Mental health, supporting victims of sexual violence, and post-secondary affordability aren’t just issues on Camosun students’ minds—they’re all areas that new Camosun vice president of student experience Heather Cummings plans on focusing on in her job.
“Those are three hot buttons that I can’t imagine not being responsive to,” she says. “It breaks my heart if a student can’t stay in college because they don’t have the money, and we couldn’t figure out how to get the money; that breaks my heart a little bit because there’s such a social benefit of education.”
Creating the ideal student experience through student retention and making sure students feel like they’re prepared for their future because of their experience at Camosun is key, says Cummings. Student experience also goes hand in hand with academic experience, she says; despite the organizational structure that separates the two, student experience and academic experience “really have to work together,” says Cummings.
“What happens in the classroom translates into what happens in the rest of the institution and vice versa,” says Cummings. “If students aren’t getting supported, not receiving mental health support… They’re working three jobs because they don’t want student loans, or they didn’t qualify, that’s going to impact the learning experience.
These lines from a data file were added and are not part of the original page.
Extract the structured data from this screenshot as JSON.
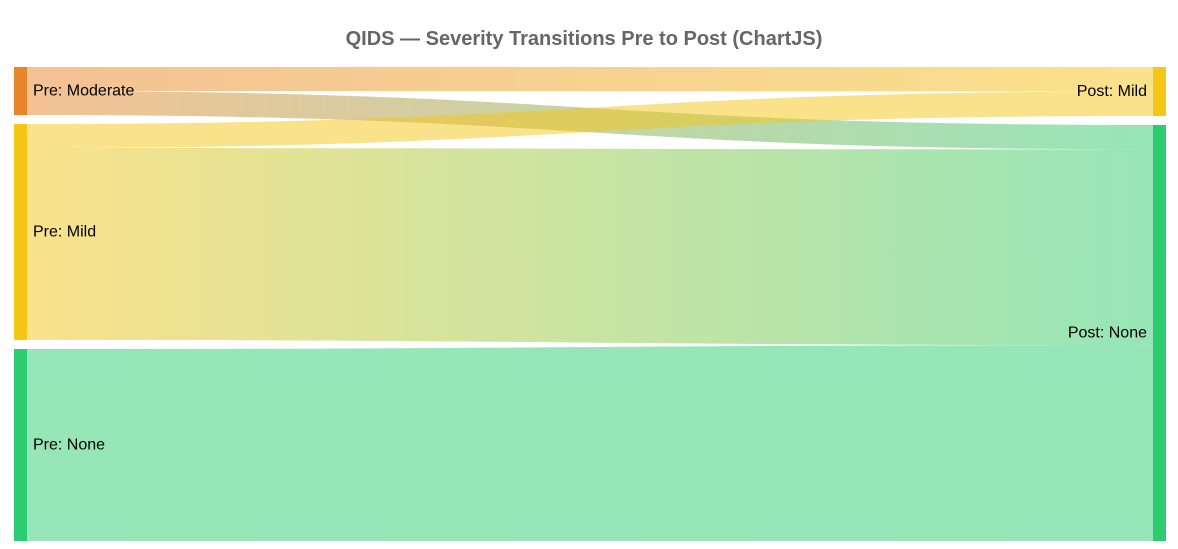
{
  "chart_data": {
    "type": "sankey",
    "title": "QIDS — Severity Transitions Pre to Post (ChartJS)",
    "nodes": [
      {
        "id": "pre_moderate",
        "label": "Pre: Moderate",
        "side": "left",
        "color": "#e8842a"
      },
      {
        "id": "pre_mild",
        "label": "Pre: Mild",
        "side": "left",
        "color": "#f5c518"
      },
      {
        "id": "pre_none",
        "label": "Pre: None",
        "side": "left",
        "color": "#2ecc71"
      },
      {
        "id": "post_mild",
        "label": "Post: Mild",
        "side": "right",
        "color": "#f5c518"
      },
      {
        "id": "post_none",
        "label": "Post: None",
        "side": "right",
        "color": "#2ecc71"
      }
    ],
    "flows": [
      {
        "from": "pre_moderate",
        "to": "post_mild",
        "value": 1
      },
      {
        "from": "pre_moderate",
        "to": "post_none",
        "value": 1
      },
      {
        "from": "pre_mild",
        "to": "post_mild",
        "value": 1
      },
      {
        "from": "pre_mild",
        "to": "post_none",
        "value": 8
      },
      {
        "from": "pre_none",
        "to": "post_none",
        "value": 8
      }
    ]
  }
}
And our faculty are going to have to be the ones that try and figure that out. I think we’ve got to create that common language between the areas where we’re talking about the same things and we have the same goals.”
Cummings started at Camosun on August 19, taking over from Joan Yates. She says that many of the solutions to problems students may face are already on campus, but sometimes it’s a matter of finding them.
“It’s just a matter of talking to people and figuring out where support needs to be to get those solutions in place,” she says.
As far as the position influencing students in day-to-day life, Cummings says that it’s hard to identify specifics because student experience changes on a student-to-student basis. Cummings says that Camosun has an extremely diverse student population and that she wants to focus on what each individual needs.
“It’s a matter of having a flexible learning environment where every student sees themselves in the halls and the walls and knows that this is their place and that there’s something there to help them,” she says.
But part of the reality Cummings is facing is that “we won’t have all the answers, and we won’t have everything,” she says.
“We can help direct students to those community partners that may have the support that we ourselves don’t have,” she says. “I see a lot of attention on community relationships, and getting to know what our students are looking for.”
When it comes to dealing with a diverse student population, Cummings says that it’s key to approach it from a principle of inclusivity so that any student can find the things they need to succeed.
“It shouldn’t be designated services for this population versus designated services for this population,” she says.
Even though there is special attention paid to certain demographics like Indigenous learners and international students, Cummings says, they still have similar needs to other students.
“It’s keeping that principle of inclusivity. I also think we need to be extremely flexible in the way we deliver services, and it’s about the relationship between the staff. My thought is, if the people who are supporting students love what they’re doing, feel like they’re making a contribution, students are going to feel that,” she says. “Happy staff, happy students.”